The tragedy of the toilets

sacred and profane

We have a problem with our toilets. Or at least with the men’s toilets in my first-year dorm. Problems with people not flushing toilets. Problems with people leaving the sinks dirty. On particularly bad occasions, the bathrooms smell so putrid that I want to gag. What could possibly explain how people who at least seem clean could allow such an important place to get so dirty?

What drew my attention to this question was an article written a few weeks ago called “Masculinity at Duke” by Austin Smith which asks the same question. Smith attributes the problem of dirty bathrooms to insecure men trying to exercise power and “convince themselves of their fertility”. I don’t know enough about the subject to either prove or disprove his argument. However, based on my own experience with public bathrooms, I suspect that another reason for the poor state of the men’s bathroom is something simpler. 

I like to think that I am a good bathroom citizen most of the time. I clean up any messes I make in the toilet, and will flush twice if everything does not go down the drain the first time. But whenever there is something that seems too difficult to deal with, or which does not seem worth the effort, I always console myself by thinking “The janitors can deal with it”. And it is this thought that is at the heart of the dirty bathrooms. 

As Smith pointed out, many of the people who leave public bathrooms a mess are not necessarily lazy or messy people. Many of those people who regularly trash public bathrooms or dorm bathrooms probably have perfectly clean bathrooms at their homes. But that does not mean that they never get their home bathrooms dirty. I know, since there have been many times I have been responsible for some sort of mess at home. Maybe my aim is not as good as it could be. Maybe I am not scrupulous with the shower curtain and some of the water spills out onto the floor. Whenever that happens, I generally clean up the bathroom. 

One difference between a public bathroom and a home bathroom is accountability. Only a few people live in most houses, and they know each other by name. If I leave a mess in my bathroom, my mother would instantly be on my case when she found out about what happened. However, in a toilet which dozens, maybe hundreds of people use in a day, it is often impossible to pinpoint exactly who it was that made the mess, reducing the incentive to clean up after oneself. 

There is also the question of urgency. If a toilet in my house is unusable, I have few other options when nature calls. But if one of my dorm’s bathrooms is unusable, unless it is a true emergency, I can just go and find another bathroom on the next floor. And due mainly to the hard work of the janitors, even the worst mess in the bathroom is only a temporary inconvenience. 

All of this means that there is far less incentive to clean up after oneself in a public bathroom. The end result of these circumstances is a situation where the benefits of an action are concentrated in the individual but the costs are spread to the entire population. Economists call this phenomenon “the tragedy of the commons.” If I trash the bathroom and do not clean up the mess, the benefits of my actions are reaped entirely by me. I save a few seconds of my precious time and do not have to perform the icky work of toilet maintenance. But the costs are borne by the people who go to the bathroom after me and have to deal with the mess I left behind, or the janitors whose jobs become that much more demanding. 

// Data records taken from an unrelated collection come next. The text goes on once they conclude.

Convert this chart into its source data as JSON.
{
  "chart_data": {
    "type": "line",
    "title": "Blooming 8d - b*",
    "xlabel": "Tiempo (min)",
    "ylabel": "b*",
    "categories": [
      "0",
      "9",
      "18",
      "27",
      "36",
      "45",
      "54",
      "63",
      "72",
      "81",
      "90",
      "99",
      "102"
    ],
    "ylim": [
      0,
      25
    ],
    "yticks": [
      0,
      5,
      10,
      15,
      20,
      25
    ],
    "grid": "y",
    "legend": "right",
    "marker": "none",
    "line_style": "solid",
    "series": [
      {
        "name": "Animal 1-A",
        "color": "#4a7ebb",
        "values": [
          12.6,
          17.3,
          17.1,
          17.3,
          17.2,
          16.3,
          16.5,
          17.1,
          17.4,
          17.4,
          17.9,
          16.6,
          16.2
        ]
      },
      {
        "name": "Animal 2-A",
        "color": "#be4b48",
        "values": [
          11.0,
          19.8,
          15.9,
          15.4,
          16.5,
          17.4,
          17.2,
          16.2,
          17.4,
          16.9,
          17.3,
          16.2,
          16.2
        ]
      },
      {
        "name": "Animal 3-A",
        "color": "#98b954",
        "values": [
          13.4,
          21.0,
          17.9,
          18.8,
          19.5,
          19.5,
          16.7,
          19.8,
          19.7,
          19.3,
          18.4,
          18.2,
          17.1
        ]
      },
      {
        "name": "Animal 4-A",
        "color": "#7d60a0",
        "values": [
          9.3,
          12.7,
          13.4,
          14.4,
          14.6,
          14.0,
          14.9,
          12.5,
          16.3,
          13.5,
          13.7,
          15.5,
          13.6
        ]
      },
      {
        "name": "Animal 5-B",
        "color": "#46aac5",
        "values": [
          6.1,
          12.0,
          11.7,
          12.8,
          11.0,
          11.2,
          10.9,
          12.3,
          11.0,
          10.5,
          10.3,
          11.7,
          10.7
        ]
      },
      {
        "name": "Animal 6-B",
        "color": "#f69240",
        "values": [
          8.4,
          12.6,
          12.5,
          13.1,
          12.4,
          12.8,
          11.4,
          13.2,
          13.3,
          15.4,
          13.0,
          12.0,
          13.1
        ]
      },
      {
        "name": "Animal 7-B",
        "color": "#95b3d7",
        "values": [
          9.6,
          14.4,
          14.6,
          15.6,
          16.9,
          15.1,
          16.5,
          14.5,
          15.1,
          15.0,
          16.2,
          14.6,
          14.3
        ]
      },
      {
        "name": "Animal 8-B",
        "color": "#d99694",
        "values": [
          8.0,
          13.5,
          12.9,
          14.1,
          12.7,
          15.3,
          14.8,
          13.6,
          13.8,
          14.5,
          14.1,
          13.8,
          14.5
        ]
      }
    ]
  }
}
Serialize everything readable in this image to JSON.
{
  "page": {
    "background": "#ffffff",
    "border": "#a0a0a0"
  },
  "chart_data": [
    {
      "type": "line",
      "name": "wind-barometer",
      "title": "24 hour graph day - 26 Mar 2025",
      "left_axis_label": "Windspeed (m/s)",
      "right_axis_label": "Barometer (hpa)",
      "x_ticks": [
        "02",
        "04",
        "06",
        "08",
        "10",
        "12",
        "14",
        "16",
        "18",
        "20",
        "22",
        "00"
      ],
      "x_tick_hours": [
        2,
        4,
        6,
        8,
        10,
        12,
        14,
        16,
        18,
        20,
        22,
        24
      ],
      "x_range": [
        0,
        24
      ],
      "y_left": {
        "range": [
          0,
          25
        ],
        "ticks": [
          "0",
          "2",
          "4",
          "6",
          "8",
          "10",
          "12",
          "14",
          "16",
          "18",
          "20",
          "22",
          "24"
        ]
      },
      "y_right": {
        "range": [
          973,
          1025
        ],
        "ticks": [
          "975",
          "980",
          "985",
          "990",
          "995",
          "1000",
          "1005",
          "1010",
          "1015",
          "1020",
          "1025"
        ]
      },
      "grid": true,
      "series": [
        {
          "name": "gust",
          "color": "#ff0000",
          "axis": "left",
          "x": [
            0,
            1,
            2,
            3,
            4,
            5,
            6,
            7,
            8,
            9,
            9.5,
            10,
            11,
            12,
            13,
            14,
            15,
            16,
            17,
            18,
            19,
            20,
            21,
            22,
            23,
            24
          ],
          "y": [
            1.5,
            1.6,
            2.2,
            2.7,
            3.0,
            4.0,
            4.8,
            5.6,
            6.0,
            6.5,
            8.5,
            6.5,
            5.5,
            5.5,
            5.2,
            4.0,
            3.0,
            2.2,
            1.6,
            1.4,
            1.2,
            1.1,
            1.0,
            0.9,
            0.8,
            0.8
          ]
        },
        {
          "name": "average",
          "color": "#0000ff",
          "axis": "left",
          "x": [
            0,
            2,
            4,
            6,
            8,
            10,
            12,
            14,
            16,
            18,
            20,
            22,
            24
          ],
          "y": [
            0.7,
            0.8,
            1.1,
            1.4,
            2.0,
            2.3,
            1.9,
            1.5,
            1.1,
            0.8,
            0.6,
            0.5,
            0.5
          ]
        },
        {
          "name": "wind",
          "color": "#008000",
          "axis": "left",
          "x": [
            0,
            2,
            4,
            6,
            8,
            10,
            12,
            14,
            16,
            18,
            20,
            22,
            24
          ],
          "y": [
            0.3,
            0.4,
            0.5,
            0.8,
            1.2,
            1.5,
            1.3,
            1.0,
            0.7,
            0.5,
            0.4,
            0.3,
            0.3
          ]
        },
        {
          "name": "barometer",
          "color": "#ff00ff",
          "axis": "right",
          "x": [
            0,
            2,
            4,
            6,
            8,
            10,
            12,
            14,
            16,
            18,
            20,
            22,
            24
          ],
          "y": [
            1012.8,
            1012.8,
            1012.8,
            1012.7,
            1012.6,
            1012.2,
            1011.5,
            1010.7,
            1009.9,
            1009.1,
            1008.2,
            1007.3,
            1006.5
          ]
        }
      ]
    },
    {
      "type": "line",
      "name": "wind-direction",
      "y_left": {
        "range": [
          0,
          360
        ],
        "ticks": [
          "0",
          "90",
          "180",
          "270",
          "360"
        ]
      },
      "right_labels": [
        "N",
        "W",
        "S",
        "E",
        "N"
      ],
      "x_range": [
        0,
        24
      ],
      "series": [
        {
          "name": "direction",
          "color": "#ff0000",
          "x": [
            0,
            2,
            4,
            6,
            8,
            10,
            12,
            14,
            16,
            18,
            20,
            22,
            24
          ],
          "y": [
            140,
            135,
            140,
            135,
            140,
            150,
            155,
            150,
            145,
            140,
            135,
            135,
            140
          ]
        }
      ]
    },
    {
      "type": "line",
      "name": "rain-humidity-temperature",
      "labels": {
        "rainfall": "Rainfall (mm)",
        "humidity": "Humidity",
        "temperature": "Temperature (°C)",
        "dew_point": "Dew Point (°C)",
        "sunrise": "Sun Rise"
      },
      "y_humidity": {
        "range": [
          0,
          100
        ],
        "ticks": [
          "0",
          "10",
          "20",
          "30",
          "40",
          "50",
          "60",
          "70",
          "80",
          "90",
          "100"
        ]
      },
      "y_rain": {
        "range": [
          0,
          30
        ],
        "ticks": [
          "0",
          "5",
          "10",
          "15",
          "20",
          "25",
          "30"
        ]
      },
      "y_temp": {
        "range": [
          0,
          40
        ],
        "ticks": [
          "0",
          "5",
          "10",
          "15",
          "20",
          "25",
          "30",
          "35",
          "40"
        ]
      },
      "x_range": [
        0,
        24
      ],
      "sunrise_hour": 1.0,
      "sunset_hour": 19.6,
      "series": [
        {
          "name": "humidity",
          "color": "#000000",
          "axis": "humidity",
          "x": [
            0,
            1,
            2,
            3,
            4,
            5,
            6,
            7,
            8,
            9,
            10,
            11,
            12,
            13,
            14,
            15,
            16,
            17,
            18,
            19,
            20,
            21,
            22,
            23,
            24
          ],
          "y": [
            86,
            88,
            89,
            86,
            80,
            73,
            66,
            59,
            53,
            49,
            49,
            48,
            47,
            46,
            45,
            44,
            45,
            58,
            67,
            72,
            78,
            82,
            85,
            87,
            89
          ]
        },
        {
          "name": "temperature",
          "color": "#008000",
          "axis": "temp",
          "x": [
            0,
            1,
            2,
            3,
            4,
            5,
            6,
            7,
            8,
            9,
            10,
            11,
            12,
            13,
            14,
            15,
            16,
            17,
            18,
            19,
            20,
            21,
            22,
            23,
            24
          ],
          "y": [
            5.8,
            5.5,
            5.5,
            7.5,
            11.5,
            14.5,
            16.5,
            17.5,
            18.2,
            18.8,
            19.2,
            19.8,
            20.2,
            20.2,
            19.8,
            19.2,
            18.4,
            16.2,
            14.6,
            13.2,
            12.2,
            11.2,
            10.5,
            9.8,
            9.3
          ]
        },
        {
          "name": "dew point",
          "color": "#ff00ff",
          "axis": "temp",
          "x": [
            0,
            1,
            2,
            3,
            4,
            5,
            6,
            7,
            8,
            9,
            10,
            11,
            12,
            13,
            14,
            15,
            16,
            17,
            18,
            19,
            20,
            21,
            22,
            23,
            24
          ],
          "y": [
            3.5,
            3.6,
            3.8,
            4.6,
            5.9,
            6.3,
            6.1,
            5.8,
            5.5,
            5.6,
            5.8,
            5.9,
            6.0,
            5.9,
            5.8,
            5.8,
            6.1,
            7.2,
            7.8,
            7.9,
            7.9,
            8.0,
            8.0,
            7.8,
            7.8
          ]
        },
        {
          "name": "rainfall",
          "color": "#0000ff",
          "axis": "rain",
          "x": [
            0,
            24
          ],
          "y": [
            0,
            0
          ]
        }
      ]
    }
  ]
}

This also explains other infuriating behaviors on campus, like people clogging up sidewalks with discarded scooters. The same analysis applies: the individual rider benefits from not having to waste time carrying the scooter to find an appropriate parking spot, but the people who use the sidewalk afterwards have to deal with the consequences of this action. On a larger scale, the tragedy of the commons also explains environmental problems like overfishing and other types of resource depletion. 

What is the solution to the tragedy of the commons? Are we forever doomed to dirty bathrooms and cluttered sidewalks? Not necessarily. As this video notes, humans are capable of at least controlling our own temptation to follow narrow self-interest by working together. The first step is simply stronger enforcement of existing rules, such as about scooter parking. 

Like with many economic problems, however, the best solution involves incentives. Any policies to address this problem need to be designed to get people to care about their bathrooms even after they are done using them. In the case of the bathrooms, one possible solution is to have some sort of dorm-wide competition which rewards the people whose bathrooms are the cleanest with some sort of treat or party. Silly as this may sound, it has the potential to make people want to think about the way they use their bathrooms, because, according to my experience, people will do quite a lot to get free food. And perhaps, using incentives, it may be possible to get people to think more deeply about the impact they have on the places we share. 

Ishaan Ghosh is a Trinity first-year. His column, sacred and profane, usually runs on alternate Tuesdays.